そこは、奥会津と呼ばれる土地。
見たことないけれど何故か懐かしい、心の中の故郷がそこにはあります。山と川に挟まれたごく小さな平地に人は自然と共生し、ここにしかない土着の地野菜を守りながらひっそりと、しかしとても豊かに暮らしています。必要な分だけいただく、最小限の暮らしの中には、もちろん24時間営業のコンビニエンスストアなんて必要ありません。
余計なものを削ぎ落とした生活の中で見えてくるのは、その地ならではの、食べ物、飲み物、人、大自然。そこはまるでイタリアのCampanilismo(カンパニリズモ)に通じるような、湧き上がる根源的な郷土愛に包まれた土地。心から、これからも残っていってほしいと願わずにはいられない、純粋なる原風景がそこにはあります。
そんな奥会津の金山町というところには、驚くべきことに天然の炭酸水が湧いているのです。
天然炭酸水はヨーロッパにおいて古くは古代ローマ時代から神聖なる水として大事にされてきましたが、なんと日本においては大分県の由布市とここ金山町のものの2種類しか市販されていないというのです。
山に降った雨や雪が地層によって濾過されながら地中深く浸透していった先で、マグマを由来とする炭酸ガスと接触して生まれるという奇跡の炭酸水。ヨーロッパでは沈静化した火山が多く二酸化炭素が水に溶け込みやすいので炭酸泉が発生しやすく、日本では活火山が多く源泉の温度が高いので二酸化炭素が水に溶け込まずに空気中に放出されてしまうといわれています。

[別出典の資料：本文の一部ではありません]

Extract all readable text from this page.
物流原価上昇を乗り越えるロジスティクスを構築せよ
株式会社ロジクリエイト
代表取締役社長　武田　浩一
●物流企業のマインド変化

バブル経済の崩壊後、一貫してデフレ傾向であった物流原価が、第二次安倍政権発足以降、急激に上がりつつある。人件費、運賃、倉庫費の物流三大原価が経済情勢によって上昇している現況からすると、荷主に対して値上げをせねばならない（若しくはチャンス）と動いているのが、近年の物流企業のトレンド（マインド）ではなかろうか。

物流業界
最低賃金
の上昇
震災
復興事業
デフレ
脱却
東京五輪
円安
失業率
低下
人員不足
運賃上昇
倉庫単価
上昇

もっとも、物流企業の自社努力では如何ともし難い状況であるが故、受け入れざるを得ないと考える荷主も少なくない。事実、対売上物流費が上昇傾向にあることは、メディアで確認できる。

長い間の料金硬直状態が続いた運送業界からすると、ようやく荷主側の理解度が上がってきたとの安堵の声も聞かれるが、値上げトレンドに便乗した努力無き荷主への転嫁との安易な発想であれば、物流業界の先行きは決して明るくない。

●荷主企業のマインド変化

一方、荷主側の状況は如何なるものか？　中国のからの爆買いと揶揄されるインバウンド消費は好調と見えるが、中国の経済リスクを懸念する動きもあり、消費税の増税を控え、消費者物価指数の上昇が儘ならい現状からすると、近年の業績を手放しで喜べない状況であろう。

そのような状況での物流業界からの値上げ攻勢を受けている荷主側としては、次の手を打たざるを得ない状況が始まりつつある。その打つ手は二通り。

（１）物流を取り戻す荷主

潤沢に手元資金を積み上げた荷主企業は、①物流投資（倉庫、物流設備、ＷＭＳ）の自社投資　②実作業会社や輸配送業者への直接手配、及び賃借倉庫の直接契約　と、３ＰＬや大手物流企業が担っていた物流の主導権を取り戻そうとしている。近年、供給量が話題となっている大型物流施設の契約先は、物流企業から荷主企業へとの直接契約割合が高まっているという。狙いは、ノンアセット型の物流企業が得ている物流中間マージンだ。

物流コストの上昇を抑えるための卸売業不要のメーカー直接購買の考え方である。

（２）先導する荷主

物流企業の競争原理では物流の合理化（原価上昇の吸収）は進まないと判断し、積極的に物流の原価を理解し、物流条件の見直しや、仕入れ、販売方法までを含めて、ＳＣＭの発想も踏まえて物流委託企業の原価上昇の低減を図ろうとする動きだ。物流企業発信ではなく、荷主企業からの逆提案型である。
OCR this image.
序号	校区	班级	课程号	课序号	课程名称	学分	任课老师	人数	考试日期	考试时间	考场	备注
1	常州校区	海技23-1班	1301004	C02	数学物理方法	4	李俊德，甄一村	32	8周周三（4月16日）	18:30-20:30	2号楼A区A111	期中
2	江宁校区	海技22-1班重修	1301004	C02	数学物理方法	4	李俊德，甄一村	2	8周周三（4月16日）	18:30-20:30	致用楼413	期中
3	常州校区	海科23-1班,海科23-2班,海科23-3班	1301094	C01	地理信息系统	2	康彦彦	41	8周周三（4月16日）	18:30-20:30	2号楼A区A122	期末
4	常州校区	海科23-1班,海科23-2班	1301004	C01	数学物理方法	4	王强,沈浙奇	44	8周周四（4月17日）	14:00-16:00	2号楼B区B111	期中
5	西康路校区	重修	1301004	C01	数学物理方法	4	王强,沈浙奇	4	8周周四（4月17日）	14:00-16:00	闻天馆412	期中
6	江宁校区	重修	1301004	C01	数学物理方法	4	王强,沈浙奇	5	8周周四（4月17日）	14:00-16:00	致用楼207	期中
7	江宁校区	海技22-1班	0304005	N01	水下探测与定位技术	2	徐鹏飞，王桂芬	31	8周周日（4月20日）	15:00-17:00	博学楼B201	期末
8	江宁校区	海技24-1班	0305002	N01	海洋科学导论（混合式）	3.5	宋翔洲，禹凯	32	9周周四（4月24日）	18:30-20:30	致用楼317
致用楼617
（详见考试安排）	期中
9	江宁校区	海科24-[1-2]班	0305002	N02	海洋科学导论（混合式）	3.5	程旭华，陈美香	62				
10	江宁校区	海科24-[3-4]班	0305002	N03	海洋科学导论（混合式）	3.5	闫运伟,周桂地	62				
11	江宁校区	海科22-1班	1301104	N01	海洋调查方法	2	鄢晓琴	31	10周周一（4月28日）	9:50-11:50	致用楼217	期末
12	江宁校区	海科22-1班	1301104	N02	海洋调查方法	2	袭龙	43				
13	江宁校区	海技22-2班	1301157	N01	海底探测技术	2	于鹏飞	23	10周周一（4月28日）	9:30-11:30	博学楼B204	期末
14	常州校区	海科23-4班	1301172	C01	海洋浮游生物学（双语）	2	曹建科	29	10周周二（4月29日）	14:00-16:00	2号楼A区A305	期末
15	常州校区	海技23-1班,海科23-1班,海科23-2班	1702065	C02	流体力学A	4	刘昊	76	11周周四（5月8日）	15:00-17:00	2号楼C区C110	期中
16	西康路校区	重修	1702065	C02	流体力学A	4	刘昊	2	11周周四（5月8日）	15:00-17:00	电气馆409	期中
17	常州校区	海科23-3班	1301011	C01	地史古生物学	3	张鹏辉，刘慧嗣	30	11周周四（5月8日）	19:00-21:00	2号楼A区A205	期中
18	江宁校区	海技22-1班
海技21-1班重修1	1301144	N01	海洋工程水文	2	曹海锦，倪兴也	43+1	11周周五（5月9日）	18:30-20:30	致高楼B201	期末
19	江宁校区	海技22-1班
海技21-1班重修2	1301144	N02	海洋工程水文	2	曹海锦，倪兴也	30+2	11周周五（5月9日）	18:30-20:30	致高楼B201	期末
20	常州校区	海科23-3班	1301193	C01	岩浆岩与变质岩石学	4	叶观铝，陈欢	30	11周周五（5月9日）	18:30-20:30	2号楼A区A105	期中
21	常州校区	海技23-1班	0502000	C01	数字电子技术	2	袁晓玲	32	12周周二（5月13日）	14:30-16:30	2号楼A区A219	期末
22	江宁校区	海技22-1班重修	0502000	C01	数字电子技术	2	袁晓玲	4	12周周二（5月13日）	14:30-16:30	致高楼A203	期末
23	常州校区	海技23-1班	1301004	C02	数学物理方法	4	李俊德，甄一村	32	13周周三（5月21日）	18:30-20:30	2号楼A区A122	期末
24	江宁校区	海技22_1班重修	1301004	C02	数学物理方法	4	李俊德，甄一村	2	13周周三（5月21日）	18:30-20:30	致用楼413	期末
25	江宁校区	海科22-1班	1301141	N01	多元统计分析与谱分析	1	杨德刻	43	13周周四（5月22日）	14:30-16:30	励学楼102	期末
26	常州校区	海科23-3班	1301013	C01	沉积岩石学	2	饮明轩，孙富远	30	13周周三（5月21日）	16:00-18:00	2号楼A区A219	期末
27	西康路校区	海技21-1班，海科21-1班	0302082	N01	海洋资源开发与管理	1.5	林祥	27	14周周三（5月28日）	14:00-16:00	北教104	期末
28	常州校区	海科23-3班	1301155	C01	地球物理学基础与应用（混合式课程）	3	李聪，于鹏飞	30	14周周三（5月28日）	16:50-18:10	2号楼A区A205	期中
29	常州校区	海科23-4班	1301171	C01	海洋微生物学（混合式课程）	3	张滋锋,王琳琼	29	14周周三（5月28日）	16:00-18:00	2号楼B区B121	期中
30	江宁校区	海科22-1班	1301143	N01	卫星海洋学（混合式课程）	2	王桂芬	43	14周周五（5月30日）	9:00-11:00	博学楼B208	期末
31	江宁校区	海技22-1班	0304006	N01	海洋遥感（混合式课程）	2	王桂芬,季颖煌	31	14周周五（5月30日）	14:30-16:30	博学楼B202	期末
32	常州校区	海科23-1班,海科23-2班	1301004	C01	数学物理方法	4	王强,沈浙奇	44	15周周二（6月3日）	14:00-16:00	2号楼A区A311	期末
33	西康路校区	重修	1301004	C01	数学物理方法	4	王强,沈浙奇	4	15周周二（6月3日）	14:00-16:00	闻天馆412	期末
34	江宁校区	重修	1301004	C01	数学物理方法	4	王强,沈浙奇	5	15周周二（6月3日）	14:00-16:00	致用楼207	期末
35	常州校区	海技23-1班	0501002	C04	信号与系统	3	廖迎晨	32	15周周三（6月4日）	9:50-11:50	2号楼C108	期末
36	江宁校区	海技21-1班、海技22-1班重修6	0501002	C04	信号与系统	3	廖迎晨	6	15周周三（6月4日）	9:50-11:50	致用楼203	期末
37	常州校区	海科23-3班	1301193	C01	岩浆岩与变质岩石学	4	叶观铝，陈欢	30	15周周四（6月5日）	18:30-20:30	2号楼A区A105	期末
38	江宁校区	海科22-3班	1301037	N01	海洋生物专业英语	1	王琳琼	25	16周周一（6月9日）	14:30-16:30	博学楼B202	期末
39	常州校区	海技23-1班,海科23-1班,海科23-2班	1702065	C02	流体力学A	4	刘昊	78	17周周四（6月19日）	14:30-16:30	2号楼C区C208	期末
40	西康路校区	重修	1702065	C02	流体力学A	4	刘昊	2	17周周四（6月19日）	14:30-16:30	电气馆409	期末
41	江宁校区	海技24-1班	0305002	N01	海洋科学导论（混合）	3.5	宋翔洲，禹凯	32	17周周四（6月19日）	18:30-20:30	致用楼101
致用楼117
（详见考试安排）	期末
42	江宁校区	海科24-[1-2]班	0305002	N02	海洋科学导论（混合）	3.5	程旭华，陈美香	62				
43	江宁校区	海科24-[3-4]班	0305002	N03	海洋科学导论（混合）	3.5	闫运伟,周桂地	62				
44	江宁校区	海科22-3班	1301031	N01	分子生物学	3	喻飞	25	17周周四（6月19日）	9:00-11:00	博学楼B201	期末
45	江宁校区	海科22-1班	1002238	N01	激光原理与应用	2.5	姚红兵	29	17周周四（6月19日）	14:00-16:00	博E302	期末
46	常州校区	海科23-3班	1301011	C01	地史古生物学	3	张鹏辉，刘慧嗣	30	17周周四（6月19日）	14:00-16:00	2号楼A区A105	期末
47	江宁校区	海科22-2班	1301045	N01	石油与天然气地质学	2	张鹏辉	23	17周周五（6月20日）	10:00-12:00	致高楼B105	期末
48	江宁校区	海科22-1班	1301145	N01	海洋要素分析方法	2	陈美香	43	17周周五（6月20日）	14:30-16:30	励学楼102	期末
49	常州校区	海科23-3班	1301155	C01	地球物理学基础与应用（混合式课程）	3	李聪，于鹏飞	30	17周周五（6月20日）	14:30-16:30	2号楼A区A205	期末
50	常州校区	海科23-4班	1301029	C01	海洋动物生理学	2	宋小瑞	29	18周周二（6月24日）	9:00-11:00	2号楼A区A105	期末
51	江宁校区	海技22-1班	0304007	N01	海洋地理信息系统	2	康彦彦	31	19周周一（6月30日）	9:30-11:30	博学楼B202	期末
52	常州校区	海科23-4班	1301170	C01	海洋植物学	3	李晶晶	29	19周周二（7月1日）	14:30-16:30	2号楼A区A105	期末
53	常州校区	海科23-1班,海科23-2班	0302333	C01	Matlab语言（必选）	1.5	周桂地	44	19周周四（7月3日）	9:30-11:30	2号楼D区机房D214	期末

只見川は群馬県と福島県にまたがる標高1665mの尾瀬沼に源を発し、新潟県と福島県の県境を流れ、福島県の会津盆地で本流である阿賀野川と合流して一気に新潟へと注ぐ巨大な河川です。
30億トンといわれる世界有数の豪雪がもたらす莫大な量の水は、海までの大きな高低差も利用して只見川に奥只見ダムや田子倉ダムといった巨大なダムを人間にして作らしめました。
日本で最も発電量の多い一般水力発電所が奥只見発電所で、次いで2番目が田子倉発電所ということからもわかるように、越後と会津の豪雪を一手に引き受けたようなとてつもないダムを只見川は抱えているのです。
(※富山県の黒部ダムの総貯水量は2億トンで、奥只見ダムは6億トン、田子倉ダムは5億トン弱と、比較するといかにそれらが巨大かがわかります。)
効率をとことん求めた実利的な経済成長の中においては見向きもされなかったこの水は、今またこの時代において再び日の目を見ることとなったのです。
それはもはや時代の必然。便利なだけが豊かさなのではないという想いとともに、これまで来た道を振り返るきっかけを与えてくれる。まるでこの水が、本当に大切なものは何かということを寡黙にも私達に教えてくれているような気がしてなりません。
旧会津藩士の男がこの水を白磁の瓶に詰め、戊辰戦争によって傷ついた会津から世界へと打って出た『太陽水』から数えて約140年。今も昔も、ひとの想いと、自然が創り出すものの価値は、何ひとつ変わらないのかもしれません。
奥会津金山天然炭酸の水は、心まで染みる美味しい水です。